The feeding team recommended an appointment with an IBCLC within three days. The nutritionist provided suggestions to increase the calories of the pumped breastmilk that was being given via bottle to help increase total caloric intake. Recommendations from the SLP included switching from a rubber to a silicone wide-base Nuk nipple to provide a firmer nipple and to reduce liquid loss. Trials with the silicone nipple during the appointment resulted in improved extraction and greater total volume taken.
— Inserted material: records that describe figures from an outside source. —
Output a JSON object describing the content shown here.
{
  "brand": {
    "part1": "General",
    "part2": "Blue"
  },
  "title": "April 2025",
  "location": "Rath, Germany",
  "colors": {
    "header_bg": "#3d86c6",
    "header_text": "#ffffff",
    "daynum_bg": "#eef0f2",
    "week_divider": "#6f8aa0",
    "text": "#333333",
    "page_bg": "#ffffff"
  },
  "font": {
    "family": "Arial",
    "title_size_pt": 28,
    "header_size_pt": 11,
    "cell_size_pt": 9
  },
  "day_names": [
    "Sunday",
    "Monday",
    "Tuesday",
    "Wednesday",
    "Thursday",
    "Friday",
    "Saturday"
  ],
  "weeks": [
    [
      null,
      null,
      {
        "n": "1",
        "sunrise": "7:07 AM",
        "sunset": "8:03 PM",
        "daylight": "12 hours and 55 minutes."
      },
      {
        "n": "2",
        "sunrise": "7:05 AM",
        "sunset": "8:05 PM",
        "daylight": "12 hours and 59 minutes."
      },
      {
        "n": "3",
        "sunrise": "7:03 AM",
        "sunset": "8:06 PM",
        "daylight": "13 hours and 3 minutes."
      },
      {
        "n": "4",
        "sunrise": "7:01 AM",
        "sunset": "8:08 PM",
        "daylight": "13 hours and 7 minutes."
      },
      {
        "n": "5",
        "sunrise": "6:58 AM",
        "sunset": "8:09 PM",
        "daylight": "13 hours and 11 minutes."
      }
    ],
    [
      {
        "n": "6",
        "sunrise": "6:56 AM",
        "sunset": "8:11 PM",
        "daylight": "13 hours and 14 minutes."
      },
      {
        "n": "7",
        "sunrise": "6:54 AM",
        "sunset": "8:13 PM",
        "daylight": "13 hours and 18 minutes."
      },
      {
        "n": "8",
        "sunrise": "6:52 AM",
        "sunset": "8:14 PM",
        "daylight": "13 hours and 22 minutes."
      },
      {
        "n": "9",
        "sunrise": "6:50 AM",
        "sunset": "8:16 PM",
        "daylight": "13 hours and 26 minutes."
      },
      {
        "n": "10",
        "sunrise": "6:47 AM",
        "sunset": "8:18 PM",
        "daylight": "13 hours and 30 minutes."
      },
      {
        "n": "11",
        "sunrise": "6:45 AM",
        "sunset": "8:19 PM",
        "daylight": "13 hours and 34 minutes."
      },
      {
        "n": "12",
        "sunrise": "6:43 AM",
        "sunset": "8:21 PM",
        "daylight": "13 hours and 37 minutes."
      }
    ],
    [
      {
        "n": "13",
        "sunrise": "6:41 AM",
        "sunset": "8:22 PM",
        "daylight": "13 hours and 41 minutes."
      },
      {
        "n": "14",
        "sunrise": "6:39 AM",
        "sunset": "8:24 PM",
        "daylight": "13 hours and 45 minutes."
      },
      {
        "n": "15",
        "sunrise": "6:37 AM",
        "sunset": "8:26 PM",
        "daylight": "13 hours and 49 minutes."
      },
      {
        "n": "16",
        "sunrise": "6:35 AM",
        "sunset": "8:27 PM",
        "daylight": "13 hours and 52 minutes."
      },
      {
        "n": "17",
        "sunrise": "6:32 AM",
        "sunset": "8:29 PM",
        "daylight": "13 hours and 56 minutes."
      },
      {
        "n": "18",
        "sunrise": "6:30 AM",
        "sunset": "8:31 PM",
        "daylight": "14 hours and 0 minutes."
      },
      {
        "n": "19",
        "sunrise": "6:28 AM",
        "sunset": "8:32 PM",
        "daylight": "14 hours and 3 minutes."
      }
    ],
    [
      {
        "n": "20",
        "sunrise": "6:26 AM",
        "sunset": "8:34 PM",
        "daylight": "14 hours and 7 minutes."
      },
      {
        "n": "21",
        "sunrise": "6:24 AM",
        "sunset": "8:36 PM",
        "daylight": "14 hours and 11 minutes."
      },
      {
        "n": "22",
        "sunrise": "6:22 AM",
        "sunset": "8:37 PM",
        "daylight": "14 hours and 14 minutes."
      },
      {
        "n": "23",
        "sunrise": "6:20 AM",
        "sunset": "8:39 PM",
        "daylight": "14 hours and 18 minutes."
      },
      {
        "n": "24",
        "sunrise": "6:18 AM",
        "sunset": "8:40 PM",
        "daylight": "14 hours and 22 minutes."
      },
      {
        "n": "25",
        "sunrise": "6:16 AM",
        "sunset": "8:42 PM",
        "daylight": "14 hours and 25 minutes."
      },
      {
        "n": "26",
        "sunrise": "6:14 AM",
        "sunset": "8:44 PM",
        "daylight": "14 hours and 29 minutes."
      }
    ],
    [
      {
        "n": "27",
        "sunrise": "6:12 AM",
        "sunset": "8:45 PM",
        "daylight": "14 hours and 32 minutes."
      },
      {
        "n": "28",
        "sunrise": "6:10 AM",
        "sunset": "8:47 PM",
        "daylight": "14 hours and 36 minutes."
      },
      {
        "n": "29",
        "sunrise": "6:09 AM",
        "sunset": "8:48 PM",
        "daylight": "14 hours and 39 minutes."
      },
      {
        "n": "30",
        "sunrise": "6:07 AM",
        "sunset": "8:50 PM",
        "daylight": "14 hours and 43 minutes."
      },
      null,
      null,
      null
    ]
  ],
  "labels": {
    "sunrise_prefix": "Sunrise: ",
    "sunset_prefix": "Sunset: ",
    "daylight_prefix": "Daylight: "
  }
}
When the family returned to the feeding team two weeks later, both mother and child were doing very well. Mother's visit with the IBCLC and the resulting recommendations were discussed with the SLP on the team after the visit. Recommendations were made for positioning changes, which greatly improved mother's comfort during breastfeeding. The IBCLC agreed the infant's suck was immature and weak and that supplemental bottlefeedings of increased calorie breastmilk should continue to help promote weight gain. Further recommendations were made to allow the infant to alternate both breast and bottlefeedings. Mother was also counseled on the use of a hospital-grade breast pump to keep up her milk supply. Mother reported consistent improvement in the volume taken during bottlefeedings with the switch from the rubber to the silicone Nuk nipple. The infant exhibited steady weight gain averaging one ounce per day. The developmental pediatrician on the team continued to have concerns regarding the infant's overall tone, which was judged to be hypotonic. A referral was made to a pediatric neurologist. The IBCLC was to see the family back in one week.

This study highlights the importance of the team assessment in treating feeding problems in the newborn. Open and direct communication between the IBCLC and SLP is essential although it is not always possible to be in the same facility. As an SLP I could not do my job to the fullest without the support of the IBCLCs in my hospital and community.